Michele Prod BS , Shonna Cotton BS , Sylvia Piggott BS , Maria Oppermann BS , Christine Braun MS , Heather Lauwers BSN and Anat R. Tambur, DMD, PhD . Chicago IL, Rush Medical Center, 60612, Transplantation .

A 30 yo, Indian male with ESRD due to IgA nephropathy was evaluated for pre-kidney transplantion. HLA typing; PRA analysis by cytotoxic ( 0%) and solid phase (flow beads - no class I nor class II HLA antibodies) assays were performed. Autologous XM was negative.

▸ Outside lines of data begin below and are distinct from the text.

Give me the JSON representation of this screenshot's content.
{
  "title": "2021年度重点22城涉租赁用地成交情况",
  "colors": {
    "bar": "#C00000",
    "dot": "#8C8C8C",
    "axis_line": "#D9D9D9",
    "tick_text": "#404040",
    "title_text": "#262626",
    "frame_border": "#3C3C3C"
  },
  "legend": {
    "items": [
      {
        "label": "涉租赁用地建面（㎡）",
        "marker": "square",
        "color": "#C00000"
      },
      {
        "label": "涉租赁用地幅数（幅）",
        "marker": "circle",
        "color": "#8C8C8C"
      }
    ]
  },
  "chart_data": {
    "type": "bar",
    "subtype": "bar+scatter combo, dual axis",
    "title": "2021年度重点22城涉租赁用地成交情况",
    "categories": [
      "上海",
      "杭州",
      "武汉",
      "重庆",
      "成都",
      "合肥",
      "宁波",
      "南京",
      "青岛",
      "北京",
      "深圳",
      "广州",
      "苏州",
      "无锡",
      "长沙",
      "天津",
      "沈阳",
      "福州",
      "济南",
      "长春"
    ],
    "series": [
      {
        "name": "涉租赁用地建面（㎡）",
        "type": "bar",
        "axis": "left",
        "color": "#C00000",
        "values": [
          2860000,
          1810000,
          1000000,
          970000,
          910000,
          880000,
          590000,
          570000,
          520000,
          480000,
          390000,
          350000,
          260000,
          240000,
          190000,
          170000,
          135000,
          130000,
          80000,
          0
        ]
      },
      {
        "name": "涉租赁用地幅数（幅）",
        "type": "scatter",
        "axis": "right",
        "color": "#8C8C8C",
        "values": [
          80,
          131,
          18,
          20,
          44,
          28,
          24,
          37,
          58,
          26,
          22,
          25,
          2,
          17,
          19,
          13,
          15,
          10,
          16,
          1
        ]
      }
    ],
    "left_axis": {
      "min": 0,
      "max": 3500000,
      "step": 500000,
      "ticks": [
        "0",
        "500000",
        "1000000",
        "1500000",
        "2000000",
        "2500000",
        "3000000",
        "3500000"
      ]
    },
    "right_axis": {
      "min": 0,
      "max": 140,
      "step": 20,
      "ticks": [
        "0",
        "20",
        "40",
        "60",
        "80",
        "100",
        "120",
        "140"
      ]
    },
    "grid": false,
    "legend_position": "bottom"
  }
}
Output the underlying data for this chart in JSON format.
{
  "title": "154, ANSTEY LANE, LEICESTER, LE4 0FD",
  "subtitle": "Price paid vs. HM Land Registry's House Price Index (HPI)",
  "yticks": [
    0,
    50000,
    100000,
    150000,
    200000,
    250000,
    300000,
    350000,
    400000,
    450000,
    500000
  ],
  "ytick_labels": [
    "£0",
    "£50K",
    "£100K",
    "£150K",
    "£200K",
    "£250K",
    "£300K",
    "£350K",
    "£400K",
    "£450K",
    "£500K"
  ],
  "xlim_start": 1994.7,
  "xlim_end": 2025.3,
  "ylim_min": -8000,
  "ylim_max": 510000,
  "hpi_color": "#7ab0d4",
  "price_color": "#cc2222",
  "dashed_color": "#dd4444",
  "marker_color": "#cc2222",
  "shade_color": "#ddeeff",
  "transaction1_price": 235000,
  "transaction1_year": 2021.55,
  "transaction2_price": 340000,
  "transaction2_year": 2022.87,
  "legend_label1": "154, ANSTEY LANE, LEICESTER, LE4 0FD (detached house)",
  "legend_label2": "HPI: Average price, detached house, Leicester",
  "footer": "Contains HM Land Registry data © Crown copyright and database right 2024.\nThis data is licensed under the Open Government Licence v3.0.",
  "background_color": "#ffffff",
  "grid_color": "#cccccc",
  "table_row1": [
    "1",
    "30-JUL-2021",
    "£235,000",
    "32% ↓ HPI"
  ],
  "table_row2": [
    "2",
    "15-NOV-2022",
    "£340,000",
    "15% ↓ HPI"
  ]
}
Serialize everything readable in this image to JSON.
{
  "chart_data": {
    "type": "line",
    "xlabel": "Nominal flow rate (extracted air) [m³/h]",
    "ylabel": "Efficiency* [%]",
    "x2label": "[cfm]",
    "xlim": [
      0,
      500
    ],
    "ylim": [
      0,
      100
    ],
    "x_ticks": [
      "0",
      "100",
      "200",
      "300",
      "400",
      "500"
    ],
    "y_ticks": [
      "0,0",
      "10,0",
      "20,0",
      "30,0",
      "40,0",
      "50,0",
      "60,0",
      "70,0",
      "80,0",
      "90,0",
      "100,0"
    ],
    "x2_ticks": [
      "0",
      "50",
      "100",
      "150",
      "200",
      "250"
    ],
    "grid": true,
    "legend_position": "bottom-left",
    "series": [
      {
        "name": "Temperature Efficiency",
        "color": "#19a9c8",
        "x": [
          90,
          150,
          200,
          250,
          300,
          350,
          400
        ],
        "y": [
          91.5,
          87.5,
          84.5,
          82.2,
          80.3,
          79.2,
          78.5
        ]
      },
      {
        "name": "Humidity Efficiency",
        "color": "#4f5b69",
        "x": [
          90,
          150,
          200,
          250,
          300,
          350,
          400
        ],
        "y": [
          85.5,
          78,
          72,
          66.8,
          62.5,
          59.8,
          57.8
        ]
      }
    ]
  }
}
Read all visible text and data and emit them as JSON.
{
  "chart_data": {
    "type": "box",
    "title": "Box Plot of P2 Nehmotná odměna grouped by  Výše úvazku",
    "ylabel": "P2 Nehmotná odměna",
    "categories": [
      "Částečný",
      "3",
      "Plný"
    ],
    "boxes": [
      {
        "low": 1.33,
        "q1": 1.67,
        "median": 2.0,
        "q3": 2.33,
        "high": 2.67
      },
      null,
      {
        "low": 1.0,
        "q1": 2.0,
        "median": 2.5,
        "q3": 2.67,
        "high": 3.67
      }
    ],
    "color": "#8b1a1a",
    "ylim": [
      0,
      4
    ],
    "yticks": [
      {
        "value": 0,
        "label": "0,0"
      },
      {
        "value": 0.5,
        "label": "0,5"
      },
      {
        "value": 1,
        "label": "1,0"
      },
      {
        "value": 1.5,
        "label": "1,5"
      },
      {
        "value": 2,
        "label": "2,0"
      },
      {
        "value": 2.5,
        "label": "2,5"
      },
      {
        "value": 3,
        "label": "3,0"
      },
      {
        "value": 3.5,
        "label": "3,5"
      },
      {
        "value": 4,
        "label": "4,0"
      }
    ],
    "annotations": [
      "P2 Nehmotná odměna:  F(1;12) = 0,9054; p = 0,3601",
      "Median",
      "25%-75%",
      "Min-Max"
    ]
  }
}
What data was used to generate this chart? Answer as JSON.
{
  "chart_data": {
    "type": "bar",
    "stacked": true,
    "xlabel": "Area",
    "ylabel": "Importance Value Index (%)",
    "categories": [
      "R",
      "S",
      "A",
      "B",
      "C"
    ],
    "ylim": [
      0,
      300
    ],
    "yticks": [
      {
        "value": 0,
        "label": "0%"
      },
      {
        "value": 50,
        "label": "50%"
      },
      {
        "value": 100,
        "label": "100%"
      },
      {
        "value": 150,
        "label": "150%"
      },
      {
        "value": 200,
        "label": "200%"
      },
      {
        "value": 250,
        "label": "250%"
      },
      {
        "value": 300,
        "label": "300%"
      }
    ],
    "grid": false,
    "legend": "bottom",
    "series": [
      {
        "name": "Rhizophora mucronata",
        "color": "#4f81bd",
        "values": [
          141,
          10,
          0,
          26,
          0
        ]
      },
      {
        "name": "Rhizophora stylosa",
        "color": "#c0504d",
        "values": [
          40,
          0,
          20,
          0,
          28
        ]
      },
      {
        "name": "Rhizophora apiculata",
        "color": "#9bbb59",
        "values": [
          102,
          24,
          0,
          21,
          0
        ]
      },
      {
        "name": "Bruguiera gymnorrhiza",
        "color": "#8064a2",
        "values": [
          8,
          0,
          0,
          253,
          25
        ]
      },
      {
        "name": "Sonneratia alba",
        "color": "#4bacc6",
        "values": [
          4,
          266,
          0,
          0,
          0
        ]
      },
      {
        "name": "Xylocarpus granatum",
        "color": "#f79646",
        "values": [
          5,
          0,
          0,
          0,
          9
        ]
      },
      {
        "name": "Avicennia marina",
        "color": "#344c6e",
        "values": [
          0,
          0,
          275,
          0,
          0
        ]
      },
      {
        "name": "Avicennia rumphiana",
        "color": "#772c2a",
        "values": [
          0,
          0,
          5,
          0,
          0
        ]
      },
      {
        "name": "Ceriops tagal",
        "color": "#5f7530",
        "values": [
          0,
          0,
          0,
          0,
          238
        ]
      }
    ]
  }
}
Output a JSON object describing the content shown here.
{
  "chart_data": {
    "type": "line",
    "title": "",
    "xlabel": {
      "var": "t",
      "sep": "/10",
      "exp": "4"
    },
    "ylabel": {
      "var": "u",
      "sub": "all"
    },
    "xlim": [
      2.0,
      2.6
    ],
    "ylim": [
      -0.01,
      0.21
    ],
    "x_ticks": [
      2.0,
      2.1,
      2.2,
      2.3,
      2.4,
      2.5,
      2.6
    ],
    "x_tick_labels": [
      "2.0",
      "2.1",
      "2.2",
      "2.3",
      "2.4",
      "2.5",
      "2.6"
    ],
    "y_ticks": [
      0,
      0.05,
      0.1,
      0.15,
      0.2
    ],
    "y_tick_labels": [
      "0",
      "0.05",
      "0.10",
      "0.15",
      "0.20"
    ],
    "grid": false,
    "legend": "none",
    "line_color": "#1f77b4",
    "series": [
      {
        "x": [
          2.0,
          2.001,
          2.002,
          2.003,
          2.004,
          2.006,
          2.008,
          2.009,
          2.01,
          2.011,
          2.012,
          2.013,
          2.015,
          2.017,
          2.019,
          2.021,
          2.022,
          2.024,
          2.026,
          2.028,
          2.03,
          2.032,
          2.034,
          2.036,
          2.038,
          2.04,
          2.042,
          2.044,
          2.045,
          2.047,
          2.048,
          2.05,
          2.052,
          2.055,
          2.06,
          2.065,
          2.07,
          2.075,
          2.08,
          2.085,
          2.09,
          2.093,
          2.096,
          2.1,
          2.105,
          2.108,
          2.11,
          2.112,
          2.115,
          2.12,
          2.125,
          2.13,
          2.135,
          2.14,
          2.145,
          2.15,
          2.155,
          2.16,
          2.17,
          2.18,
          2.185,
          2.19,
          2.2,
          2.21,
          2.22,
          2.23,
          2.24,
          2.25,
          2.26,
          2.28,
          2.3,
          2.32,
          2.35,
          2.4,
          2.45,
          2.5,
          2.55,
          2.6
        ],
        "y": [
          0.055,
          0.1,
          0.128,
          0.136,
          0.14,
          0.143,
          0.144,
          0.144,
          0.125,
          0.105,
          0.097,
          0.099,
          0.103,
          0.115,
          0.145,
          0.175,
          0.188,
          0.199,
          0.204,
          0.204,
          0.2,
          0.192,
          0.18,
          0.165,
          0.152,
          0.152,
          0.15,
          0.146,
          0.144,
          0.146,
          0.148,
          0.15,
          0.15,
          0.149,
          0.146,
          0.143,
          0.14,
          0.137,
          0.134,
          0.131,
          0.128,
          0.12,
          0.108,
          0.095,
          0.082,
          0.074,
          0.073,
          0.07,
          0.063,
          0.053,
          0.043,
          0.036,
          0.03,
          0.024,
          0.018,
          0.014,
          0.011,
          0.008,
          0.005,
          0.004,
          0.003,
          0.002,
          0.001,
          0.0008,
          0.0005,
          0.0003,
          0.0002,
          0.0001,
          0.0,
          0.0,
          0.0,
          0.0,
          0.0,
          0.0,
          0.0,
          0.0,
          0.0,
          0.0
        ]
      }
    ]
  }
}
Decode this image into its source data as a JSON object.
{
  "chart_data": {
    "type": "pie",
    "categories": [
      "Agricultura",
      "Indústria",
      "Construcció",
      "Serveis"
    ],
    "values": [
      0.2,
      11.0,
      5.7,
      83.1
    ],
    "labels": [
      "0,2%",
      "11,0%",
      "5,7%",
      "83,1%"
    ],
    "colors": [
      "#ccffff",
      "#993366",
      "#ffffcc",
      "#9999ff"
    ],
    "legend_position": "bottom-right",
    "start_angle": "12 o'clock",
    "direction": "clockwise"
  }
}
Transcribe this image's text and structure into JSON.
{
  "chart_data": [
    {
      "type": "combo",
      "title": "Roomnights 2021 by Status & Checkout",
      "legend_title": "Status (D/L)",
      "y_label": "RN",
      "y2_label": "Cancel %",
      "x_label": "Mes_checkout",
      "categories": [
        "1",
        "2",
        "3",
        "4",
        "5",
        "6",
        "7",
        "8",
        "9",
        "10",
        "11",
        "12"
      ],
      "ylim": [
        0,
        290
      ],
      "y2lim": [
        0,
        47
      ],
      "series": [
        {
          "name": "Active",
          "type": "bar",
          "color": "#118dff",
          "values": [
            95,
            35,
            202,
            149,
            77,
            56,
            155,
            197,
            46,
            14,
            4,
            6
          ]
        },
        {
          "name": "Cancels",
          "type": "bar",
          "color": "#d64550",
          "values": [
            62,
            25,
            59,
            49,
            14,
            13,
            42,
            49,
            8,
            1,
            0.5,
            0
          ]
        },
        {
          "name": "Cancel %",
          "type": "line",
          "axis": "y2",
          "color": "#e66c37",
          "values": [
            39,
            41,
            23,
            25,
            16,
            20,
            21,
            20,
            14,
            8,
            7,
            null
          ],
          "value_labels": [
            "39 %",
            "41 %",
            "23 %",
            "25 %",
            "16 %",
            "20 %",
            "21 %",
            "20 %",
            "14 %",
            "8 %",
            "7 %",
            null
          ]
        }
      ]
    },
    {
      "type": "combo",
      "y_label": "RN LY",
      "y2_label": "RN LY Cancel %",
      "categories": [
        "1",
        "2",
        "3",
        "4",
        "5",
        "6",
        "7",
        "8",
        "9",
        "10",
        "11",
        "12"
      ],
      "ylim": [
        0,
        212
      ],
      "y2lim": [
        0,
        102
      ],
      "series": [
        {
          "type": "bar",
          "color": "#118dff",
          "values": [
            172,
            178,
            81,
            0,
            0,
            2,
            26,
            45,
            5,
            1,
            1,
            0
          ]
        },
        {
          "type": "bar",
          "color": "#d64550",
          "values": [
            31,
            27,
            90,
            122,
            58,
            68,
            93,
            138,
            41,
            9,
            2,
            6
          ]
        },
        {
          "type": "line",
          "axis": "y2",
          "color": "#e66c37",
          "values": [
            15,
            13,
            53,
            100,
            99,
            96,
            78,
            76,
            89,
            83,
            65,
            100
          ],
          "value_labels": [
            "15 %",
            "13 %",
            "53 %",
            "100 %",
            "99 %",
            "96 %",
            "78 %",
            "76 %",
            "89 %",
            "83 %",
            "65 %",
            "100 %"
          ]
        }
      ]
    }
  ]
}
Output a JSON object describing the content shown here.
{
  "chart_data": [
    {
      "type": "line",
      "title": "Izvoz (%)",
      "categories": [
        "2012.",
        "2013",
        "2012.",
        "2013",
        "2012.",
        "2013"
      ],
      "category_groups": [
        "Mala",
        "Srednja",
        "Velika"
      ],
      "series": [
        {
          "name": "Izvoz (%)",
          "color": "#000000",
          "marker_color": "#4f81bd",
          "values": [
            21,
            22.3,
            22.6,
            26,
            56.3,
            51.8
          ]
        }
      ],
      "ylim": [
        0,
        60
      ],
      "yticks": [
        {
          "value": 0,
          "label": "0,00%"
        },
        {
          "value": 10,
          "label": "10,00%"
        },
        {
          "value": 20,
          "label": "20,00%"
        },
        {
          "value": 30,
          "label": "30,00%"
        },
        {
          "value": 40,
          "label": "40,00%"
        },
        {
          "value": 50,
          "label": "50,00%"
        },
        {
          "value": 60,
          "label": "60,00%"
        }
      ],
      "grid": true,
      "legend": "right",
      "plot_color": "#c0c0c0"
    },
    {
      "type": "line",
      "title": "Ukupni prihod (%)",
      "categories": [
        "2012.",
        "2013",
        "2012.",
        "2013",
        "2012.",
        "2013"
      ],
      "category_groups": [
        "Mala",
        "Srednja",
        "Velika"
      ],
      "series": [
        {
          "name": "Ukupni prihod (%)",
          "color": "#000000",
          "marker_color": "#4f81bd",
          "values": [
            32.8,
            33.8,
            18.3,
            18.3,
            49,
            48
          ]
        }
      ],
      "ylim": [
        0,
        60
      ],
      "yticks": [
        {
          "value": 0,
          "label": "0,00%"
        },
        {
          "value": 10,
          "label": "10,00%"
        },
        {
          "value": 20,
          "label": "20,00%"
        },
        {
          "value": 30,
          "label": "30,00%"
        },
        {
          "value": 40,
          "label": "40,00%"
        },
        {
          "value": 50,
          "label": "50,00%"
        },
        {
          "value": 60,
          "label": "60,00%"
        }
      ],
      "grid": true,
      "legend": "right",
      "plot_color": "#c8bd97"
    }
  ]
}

An altruistic donor – 22 yo, female, Medical student – became available. Final XM was performed – cytotoxic – T & B negative; Flow cytometry – T & B negative.
Several days after transplantation the patient presented with symptoms of acute humoral rejection. Post transplant flow cytometry XM and Flow-PRA analyses were performed. Both, T & B XM were negative, and no HLA (class I or class II) antibodies were detected. A positive B cell (negative T cell) cytotoxic XM, not reducible by heat inactivation, was noted.
At this point we suspected the presence of antiphospholipid (aPL) antibodies and serum specimens were sent to Dr McIntyre’s laboratory. Analysis of pre transplant serum showed increased levels of a particular subtype of aPL – aPE, IgG antibodies (5 MoM; normal range <4 MoM). Post transplant specimen had aPE – IgG antibodies at a 6-7 MoM. Based on this finding the transplant surgeons decided to treat the patient with heparin to minimize coagulation damage.
IgA nephropathy is an (auto) immune-complex-mediated glomerulonephritis. Antiphospholipid antibodies (aPL) are autoantibodies that bind to phospholipid-binding proteins. It has been shown that the prevalence of aPL is significantly higher in ESRD patients than in blood donors, and that they are associated with significant morbidity and mortality in SLE- renal transplant recipients.
The case presented here suggests that a proactive analysis of aPL in patients with autoimmune diseases should be performed.